1. Klarreich, Erica (2014-02-03). "Cryptography Breakthrough Could Make Software Unhackable". Quanta Magazine.
2. Sanjam Garg; Craig Gentry; Shai Halevi; Mariana Raykova; Amit Sahai; Brent Waters (2013). "Candidate Indistinguishability Obfuscation and Functional Encryption for all Circuits". Focs 2013. IEEE: 40–49. CiteSeerX 10.1.1.672.1968. doi:10.1109/FOCS.2013.13. ISBN 978-0-7695-5135-7.
3. Klarreich, Erica (2020-10-10). "Computer Scientists Achieve 'Crown Jewel' of Cryptography". Quanta Magazine.
4. Jain, Aayush; Lin, Huijia; Sahai, Amit (2020). "Indistinguishability Obfuscation from Well-Founded Assumptions".

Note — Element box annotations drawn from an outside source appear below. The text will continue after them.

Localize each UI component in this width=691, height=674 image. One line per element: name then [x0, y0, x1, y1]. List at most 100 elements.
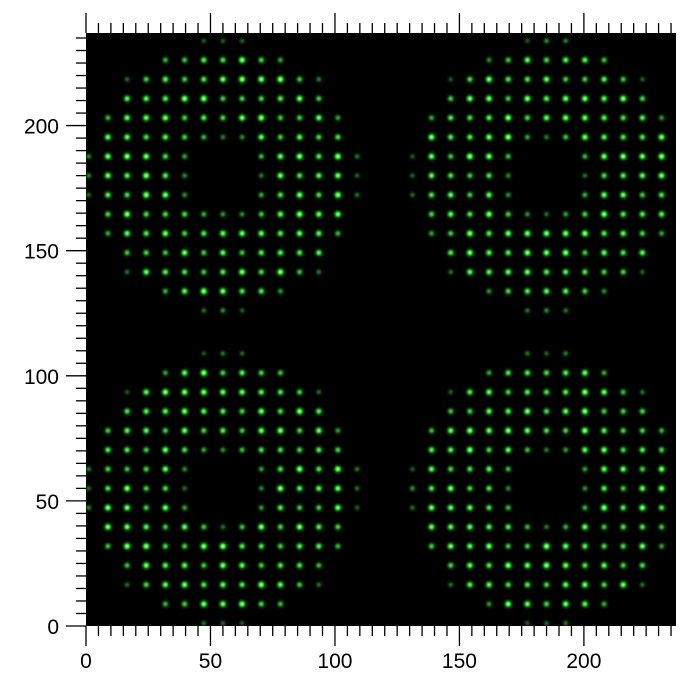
- spot: [159, 462, 172, 476]
- spot: [482, 424, 496, 437]
- spot: [216, 559, 230, 572]
- spot: [407, 189, 418, 201]
- spot: [255, 386, 268, 399]
- spot: [559, 131, 572, 143]
- spot: [121, 131, 134, 144]
- spot: [444, 559, 457, 572]
- spot: [255, 111, 268, 125]
- spot: [617, 462, 630, 476]
- spot: [463, 424, 477, 437]
- spot: [197, 284, 211, 298]
- spot: [656, 227, 668, 239]
- spot: [140, 265, 153, 279]
- spot: [140, 482, 152, 495]
- spot: [502, 92, 514, 105]
- spot: [541, 208, 552, 220]
- spot: [482, 130, 496, 144]
- spot: [617, 521, 630, 533]
- spot: [179, 483, 190, 494]
- spot: [559, 597, 572, 611]
- spot: [159, 92, 172, 105]
- spot: [255, 366, 268, 379]
- spot: [255, 208, 268, 220]
- spot: [197, 227, 210, 240]
- spot: [501, 130, 515, 144]
- spot: [559, 386, 572, 399]
- spot: [463, 208, 476, 221]
- spot: [235, 111, 249, 124]
- spot: [351, 483, 363, 494]
- spot: [312, 443, 325, 456]
- spot: [425, 150, 438, 163]
- spot: [598, 54, 610, 66]
- spot: [235, 265, 249, 279]
- spot: [482, 207, 496, 221]
- spot: [559, 92, 572, 105]
- spot: [559, 53, 572, 67]
- axis-ticks: [66, 13, 672, 646]
- spot: [236, 131, 248, 143]
- spot: [159, 131, 172, 144]
- spot-cluster-4: [407, 348, 676, 626]
- spot: [236, 618, 248, 626]
- spot: [351, 189, 363, 201]
- spot: [560, 348, 571, 359]
- spot: [159, 482, 172, 495]
- spot: [598, 482, 611, 495]
- spot: [463, 578, 476, 591]
- spot: [293, 520, 306, 534]
- spot: [444, 169, 457, 182]
- spot: [655, 208, 668, 221]
- spot: [312, 520, 325, 533]
- spot: [482, 92, 496, 105]
- spot: [463, 386, 476, 399]
- spot: [578, 443, 591, 456]
- spot: [578, 405, 592, 418]
- spot: [274, 444, 287, 456]
- spot: [560, 617, 571, 626]
- spot: [617, 246, 630, 259]
- spot: [217, 618, 229, 626]
- spot: [444, 246, 457, 259]
- spot: [255, 189, 267, 201]
- spot: [445, 386, 456, 398]
- spot: [140, 208, 153, 221]
- spot: [121, 169, 134, 182]
- spot: [482, 246, 496, 259]
- x-tick-label: 100: [317, 650, 352, 673]
- spot: [501, 597, 515, 611]
- spot: [464, 169, 476, 182]
- spot: [655, 482, 668, 495]
- spot: [102, 540, 114, 552]
- spot: [521, 265, 534, 279]
- spot: [617, 188, 630, 202]
- spot: [559, 559, 572, 572]
- spot: [178, 405, 191, 418]
- spot: [216, 266, 229, 278]
- spot: [521, 405, 534, 418]
- spot: [101, 169, 115, 182]
- spot: [274, 169, 287, 182]
- spot: [560, 444, 572, 456]
- y-tick-label: 150: [24, 241, 59, 264]
- spot: [216, 539, 230, 553]
- spot: [178, 246, 191, 259]
- spot: [197, 385, 211, 399]
- spot: [521, 597, 534, 611]
- spot: [178, 92, 191, 105]
- spot: [464, 111, 476, 124]
- spot: [178, 73, 191, 86]
- spot: [579, 189, 591, 201]
- spot: [655, 130, 668, 144]
- spot: [579, 463, 591, 475]
- spot: [255, 405, 268, 418]
- spot: [444, 208, 457, 221]
- spot: [636, 169, 649, 182]
- spot: [351, 463, 363, 475]
- spot: [425, 520, 438, 534]
- spot: [540, 92, 553, 105]
- spot: [159, 578, 172, 591]
- spot-cluster-2: [407, 35, 676, 316]
- spot: [197, 92, 211, 105]
- spot: [293, 246, 306, 259]
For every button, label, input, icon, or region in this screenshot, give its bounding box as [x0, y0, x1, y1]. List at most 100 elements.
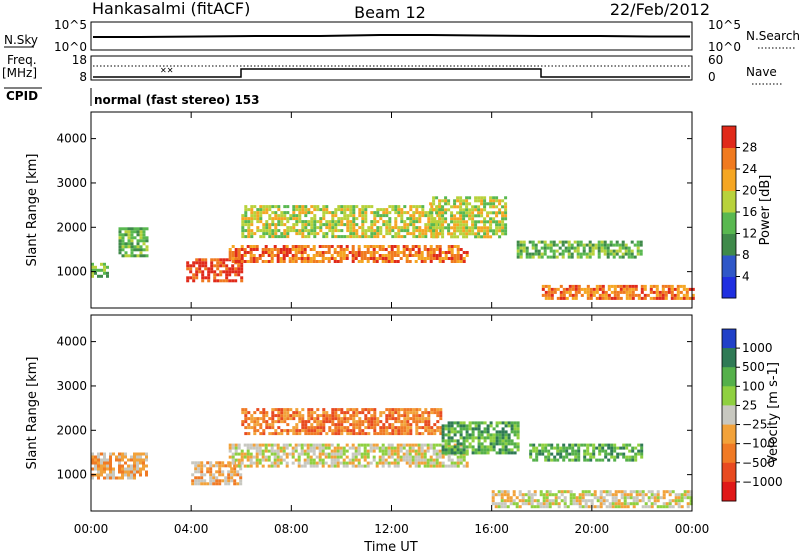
data-cell — [354, 464, 358, 468]
data-cell — [331, 423, 335, 427]
data-cell — [435, 458, 439, 462]
data-cell — [465, 254, 469, 257]
data-cell — [124, 452, 127, 456]
data-cell — [439, 429, 443, 433]
data-cell — [256, 220, 260, 224]
data-cell — [430, 214, 434, 218]
data-cell — [495, 442, 499, 446]
data-cell — [295, 423, 299, 427]
data-cell — [373, 217, 377, 221]
data-cell — [307, 220, 311, 224]
data-cell — [213, 279, 217, 283]
data-cell — [370, 229, 374, 233]
data-cell — [298, 414, 302, 418]
data-cell — [391, 426, 395, 430]
data-cell — [357, 461, 361, 465]
data-cell — [265, 208, 269, 212]
data-cell — [379, 226, 383, 230]
data-cell — [349, 432, 353, 436]
data-cell — [244, 235, 248, 239]
data-cell — [230, 476, 234, 480]
data-cell — [247, 232, 251, 236]
data-cell — [586, 293, 590, 297]
data-cell — [492, 196, 496, 200]
data-cell — [525, 246, 529, 250]
data-cell — [127, 245, 131, 249]
data-cell — [447, 229, 451, 233]
data-cell — [256, 217, 260, 221]
data-cell — [315, 446, 319, 450]
data-cell — [560, 490, 564, 494]
data-cell — [357, 464, 361, 468]
data-cell — [503, 490, 507, 494]
data-cell — [292, 223, 296, 227]
data-cell — [412, 232, 416, 236]
data-cell — [271, 220, 275, 224]
nsky-tick-bottom-right: 10^0 — [708, 40, 741, 54]
data-cell — [385, 208, 389, 212]
data-cell — [489, 229, 493, 233]
data-cell — [364, 235, 368, 239]
data-cell — [370, 417, 374, 421]
data-cell — [204, 261, 208, 265]
data-cell — [206, 482, 210, 486]
data-cell — [319, 420, 323, 424]
data-cell — [250, 235, 254, 239]
data-cell — [267, 248, 271, 251]
data-cell — [555, 243, 559, 247]
data-cell — [204, 258, 208, 262]
data-cell — [424, 423, 428, 427]
data-cell — [522, 240, 526, 244]
data-cell — [277, 432, 281, 436]
data-cell — [277, 223, 281, 227]
data-cell — [233, 467, 237, 471]
data-cell — [261, 455, 265, 459]
data-cell — [438, 464, 442, 468]
data-cell — [364, 217, 368, 221]
data-cell — [366, 461, 370, 465]
data-cell — [565, 287, 569, 291]
data-cell — [671, 505, 675, 509]
data-cell — [647, 490, 651, 494]
data-cell — [234, 443, 238, 447]
data-cell — [577, 443, 581, 447]
data-cell — [345, 245, 349, 248]
data-cell — [394, 217, 398, 221]
data-cell — [539, 502, 543, 506]
data-cell — [577, 287, 581, 291]
data-cell — [348, 458, 352, 462]
data-cell — [628, 443, 632, 447]
data-cell — [427, 420, 431, 424]
data-cell — [396, 458, 400, 462]
data-cell — [333, 257, 337, 260]
data-cell — [411, 455, 415, 459]
data-cell — [106, 265, 109, 269]
data-cell — [432, 254, 436, 257]
data-cell — [477, 196, 481, 200]
data-cell — [468, 214, 472, 218]
data-cell — [283, 420, 287, 424]
data-cell — [316, 205, 320, 209]
data-cell — [372, 251, 376, 254]
data-cell — [603, 240, 607, 244]
data-cell — [349, 232, 353, 236]
data-cell — [465, 208, 469, 212]
data-cell — [261, 260, 265, 263]
data-cell — [252, 446, 256, 450]
data-cell — [408, 446, 412, 450]
data-cell — [689, 496, 693, 500]
data-cell — [216, 261, 220, 265]
data-cell — [189, 264, 193, 268]
data-cell — [459, 430, 463, 434]
data-cell — [262, 226, 266, 230]
data-cell — [258, 443, 262, 447]
data-cell — [637, 452, 641, 456]
data-cell — [265, 411, 269, 415]
data-cell — [483, 205, 487, 209]
data-cell — [360, 455, 364, 459]
data-cell — [295, 229, 299, 233]
data-cell — [483, 430, 487, 434]
data-cell — [429, 446, 433, 450]
data-cell — [363, 455, 367, 459]
data-cell — [569, 496, 573, 500]
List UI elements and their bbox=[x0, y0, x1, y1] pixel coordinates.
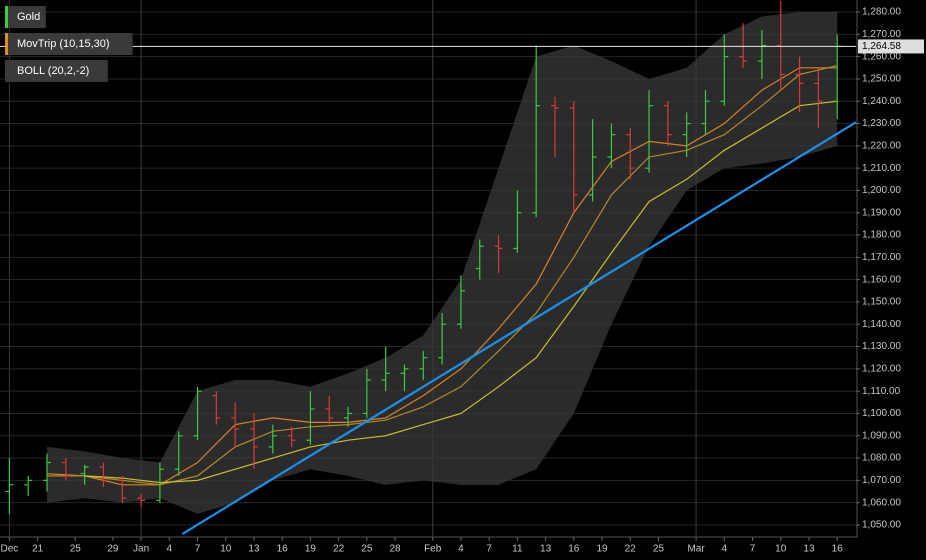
y-tick-label: 1,050.00 bbox=[862, 520, 901, 531]
x-tick-label: Feb bbox=[424, 544, 442, 555]
legend-swatch bbox=[5, 33, 8, 55]
x-tick-label: 13 bbox=[540, 544, 552, 555]
legend-box bbox=[5, 60, 108, 82]
y-tick-label: 1,230.00 bbox=[862, 118, 901, 129]
y-tick-label: 1,100.00 bbox=[862, 408, 901, 419]
y-tick-label: 1,150.00 bbox=[862, 297, 901, 308]
y-tick-label: 1,170.00 bbox=[862, 252, 901, 263]
legend-label: BOLL (20,2,-2) bbox=[17, 65, 89, 77]
x-tick-label: 22 bbox=[625, 544, 637, 555]
x-tick-label: 10 bbox=[775, 544, 787, 555]
y-tick-label: 1,160.00 bbox=[862, 274, 901, 285]
y-tick-label: 1,110.00 bbox=[862, 386, 901, 397]
y-tick-label: 1,240.00 bbox=[862, 96, 901, 107]
x-tick-label: 11 bbox=[512, 544, 523, 555]
y-tick-label: 1,280.00 bbox=[862, 7, 901, 18]
legend-label: Gold bbox=[17, 11, 40, 23]
legend-box bbox=[5, 33, 133, 55]
y-tick-label: 1,210.00 bbox=[862, 163, 901, 174]
x-tick-label: 22 bbox=[333, 544, 345, 555]
legend-swatch bbox=[5, 6, 8, 28]
x-tick-label: 13 bbox=[803, 544, 815, 555]
y-tick-label: 1,220.00 bbox=[862, 140, 901, 151]
x-tick-label: Jan bbox=[133, 544, 149, 555]
trend-line bbox=[181, 121, 857, 535]
y-tick-label: 1,060.00 bbox=[862, 497, 901, 508]
y-tick-label: 1,140.00 bbox=[862, 319, 901, 330]
x-tick-label: 28 bbox=[390, 544, 402, 555]
last-price-label: 1,264.58 bbox=[862, 41, 901, 52]
x-tick-label: Dec bbox=[1, 544, 19, 555]
x-tick-label: 16 bbox=[832, 544, 844, 555]
x-tick-label: 16 bbox=[277, 544, 289, 555]
x-tick-label: 25 bbox=[361, 544, 373, 555]
bollinger-band bbox=[47, 12, 838, 514]
x-tick-label: 29 bbox=[107, 544, 119, 555]
x-tick-label: 4 bbox=[458, 544, 464, 555]
last-price-box bbox=[858, 39, 924, 54]
x-tick-label: Mar bbox=[687, 544, 705, 555]
x-tick-label: 4 bbox=[722, 544, 728, 555]
x-tick-label: 21 bbox=[32, 544, 44, 555]
x-tick-label: 25 bbox=[70, 544, 82, 555]
y-tick-label: 1,090.00 bbox=[862, 430, 901, 441]
x-tick-label: 4 bbox=[167, 544, 173, 555]
y-tick-label: 1,190.00 bbox=[862, 207, 901, 218]
moving-average bbox=[47, 64, 838, 486]
legend-box bbox=[5, 6, 46, 28]
y-tick-label: 1,260.00 bbox=[862, 51, 901, 62]
x-tick-label: 25 bbox=[653, 544, 665, 555]
legend-label: MovTrip (10,15,30) bbox=[17, 38, 110, 50]
y-tick-label: 1,250.00 bbox=[862, 74, 901, 85]
x-tick-label: 19 bbox=[596, 544, 608, 555]
y-tick-label: 1,070.00 bbox=[862, 475, 901, 486]
x-tick-label: 7 bbox=[486, 544, 492, 555]
y-tick-label: 1,130.00 bbox=[862, 341, 901, 352]
moving-average bbox=[84, 100, 838, 484]
y-tick-label: 1,180.00 bbox=[862, 230, 901, 241]
y-tick-label: 1,200.00 bbox=[862, 185, 901, 196]
x-tick-label: 16 bbox=[568, 544, 580, 555]
x-tick-label: 7 bbox=[750, 544, 756, 555]
x-tick-label: 7 bbox=[195, 544, 201, 555]
x-tick-label: 10 bbox=[220, 544, 232, 555]
x-tick-label: 13 bbox=[248, 544, 260, 555]
y-tick-label: 1,270.00 bbox=[862, 29, 901, 40]
y-tick-label: 1,080.00 bbox=[862, 453, 901, 464]
y-tick-label: 1,120.00 bbox=[862, 363, 901, 374]
x-tick-label: 19 bbox=[305, 544, 317, 555]
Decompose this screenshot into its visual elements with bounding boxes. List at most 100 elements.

5. Applebaum, B; Ishai, Y; Kushilevitz, E (2006). "Cryptography in NC0" (PDF). SIAM Journal on Computing. 36 (4): 845–888.
6. Sahai, Amit; Waters, Brent (2013). "How to Use Indistinguishability Obfuscation: Deniable Encryption, and More".
7. Asharov, Gilad; Segev, Gil (2015). "Limits on the Power of Indistinguishability Obfuscation and Functional Encryption".